Online’s strongest, mags are weakest: Judging by the numbers, a web-centric model makes increasingly more sense. Of all the categories B2B media companies relied on, online revenue provided the strongest growth, gaining 15.1 percent. Looking at online’s compound annual growth rate (CAGR) since 2006, the space was up 26.8 percent. On the other side of the B2B spectrum, magazines performed the worst. Mag revs fell 8.4 percent in ’08 and declined 3.9 percent on a CAGR basis. See the chart from ABM/JEGI’s report after the jump.


2 Responses to “Online Growth Failed To Offset B2B Media Companies’ Decline In ’08”

  1. rebekah donaldson

    I think Tim makes a good point, actually. And I'll add one:
    – IDG is not like other b2b publishing companies – they took an approach of spinning off (seemingly) every keyword into a new publication. There are some really high quality individual pubs.
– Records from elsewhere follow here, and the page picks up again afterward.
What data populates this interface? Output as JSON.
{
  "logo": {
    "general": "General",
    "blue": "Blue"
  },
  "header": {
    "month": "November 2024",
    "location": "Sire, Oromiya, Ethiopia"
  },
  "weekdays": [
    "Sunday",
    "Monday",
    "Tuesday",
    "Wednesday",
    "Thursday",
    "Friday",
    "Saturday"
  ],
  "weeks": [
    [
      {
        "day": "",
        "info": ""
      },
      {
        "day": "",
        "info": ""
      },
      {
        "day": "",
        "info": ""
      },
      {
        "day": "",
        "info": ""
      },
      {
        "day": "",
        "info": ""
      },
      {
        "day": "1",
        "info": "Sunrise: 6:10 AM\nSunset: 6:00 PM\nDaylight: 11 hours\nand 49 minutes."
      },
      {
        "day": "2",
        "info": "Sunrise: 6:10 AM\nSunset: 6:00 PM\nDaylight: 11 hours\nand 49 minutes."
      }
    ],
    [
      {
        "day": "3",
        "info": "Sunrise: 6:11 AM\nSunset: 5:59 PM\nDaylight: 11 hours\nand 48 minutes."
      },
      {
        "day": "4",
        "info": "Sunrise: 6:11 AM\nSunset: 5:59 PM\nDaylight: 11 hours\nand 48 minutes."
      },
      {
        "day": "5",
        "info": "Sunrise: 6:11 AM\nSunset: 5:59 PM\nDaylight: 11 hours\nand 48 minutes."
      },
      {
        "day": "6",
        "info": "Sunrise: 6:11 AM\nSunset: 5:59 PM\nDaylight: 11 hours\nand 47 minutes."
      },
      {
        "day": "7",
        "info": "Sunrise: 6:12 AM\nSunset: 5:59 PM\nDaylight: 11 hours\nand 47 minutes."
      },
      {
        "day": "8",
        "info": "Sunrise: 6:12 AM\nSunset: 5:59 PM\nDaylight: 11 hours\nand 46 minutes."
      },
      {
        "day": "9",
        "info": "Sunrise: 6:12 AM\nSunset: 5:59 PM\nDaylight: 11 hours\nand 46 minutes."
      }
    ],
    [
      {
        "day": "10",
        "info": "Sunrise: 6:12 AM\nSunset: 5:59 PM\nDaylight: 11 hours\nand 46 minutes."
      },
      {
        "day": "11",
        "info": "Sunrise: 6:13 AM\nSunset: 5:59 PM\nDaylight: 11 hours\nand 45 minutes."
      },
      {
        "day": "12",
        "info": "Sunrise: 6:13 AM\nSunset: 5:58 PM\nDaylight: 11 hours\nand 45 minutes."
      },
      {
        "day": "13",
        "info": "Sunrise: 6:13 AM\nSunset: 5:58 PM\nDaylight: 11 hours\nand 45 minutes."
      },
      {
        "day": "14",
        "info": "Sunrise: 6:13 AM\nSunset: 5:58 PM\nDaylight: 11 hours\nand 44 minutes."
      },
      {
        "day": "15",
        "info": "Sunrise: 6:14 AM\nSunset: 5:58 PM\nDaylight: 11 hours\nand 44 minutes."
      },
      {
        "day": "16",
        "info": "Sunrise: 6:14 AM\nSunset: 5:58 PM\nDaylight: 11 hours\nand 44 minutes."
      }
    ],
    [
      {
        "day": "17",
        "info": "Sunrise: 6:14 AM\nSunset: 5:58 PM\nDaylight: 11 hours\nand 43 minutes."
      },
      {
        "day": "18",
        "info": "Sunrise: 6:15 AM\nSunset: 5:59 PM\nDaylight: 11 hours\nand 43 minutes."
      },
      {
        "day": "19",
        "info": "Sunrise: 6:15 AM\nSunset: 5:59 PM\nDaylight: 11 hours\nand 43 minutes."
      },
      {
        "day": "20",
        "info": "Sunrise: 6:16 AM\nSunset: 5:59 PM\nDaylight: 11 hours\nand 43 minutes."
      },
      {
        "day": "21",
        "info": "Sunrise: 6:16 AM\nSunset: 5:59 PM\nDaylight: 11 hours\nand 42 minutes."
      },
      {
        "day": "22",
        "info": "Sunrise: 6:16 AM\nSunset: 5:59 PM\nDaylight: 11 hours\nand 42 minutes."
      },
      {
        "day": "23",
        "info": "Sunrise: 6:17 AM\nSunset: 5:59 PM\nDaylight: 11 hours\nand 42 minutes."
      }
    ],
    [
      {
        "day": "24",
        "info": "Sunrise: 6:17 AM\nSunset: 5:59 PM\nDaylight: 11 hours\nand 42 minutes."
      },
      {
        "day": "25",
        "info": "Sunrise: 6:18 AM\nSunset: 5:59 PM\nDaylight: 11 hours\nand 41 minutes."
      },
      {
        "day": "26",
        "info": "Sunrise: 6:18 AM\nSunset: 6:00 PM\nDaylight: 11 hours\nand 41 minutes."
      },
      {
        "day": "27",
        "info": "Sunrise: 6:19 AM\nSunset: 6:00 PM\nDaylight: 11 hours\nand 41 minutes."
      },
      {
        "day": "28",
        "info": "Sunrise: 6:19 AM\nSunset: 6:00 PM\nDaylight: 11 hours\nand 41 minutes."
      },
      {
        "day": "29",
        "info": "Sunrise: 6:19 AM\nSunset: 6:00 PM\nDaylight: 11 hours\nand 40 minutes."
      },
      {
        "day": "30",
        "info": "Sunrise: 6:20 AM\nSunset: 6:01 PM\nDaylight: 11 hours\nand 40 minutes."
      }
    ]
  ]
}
But one piece of content getting shared between a dozen plus closely related publications? The infrastructure for pushing out quality content seemed ornate.

  2. I have to admit, I'm having a hard time digesting your conclusions.

    You breezily ignore the fact that 2007 represents the peak in a pretty heady market, and that 2008 heralded the current worldwide recession. And the fact that online is growing year over year is hardly news as most media companies are still developing their online sales departments.

    While I'd agree that the future is probably online vs. print, there's absolutely nothing in these numbers that substantively backs that up given the more dominant surrounding economic contexts.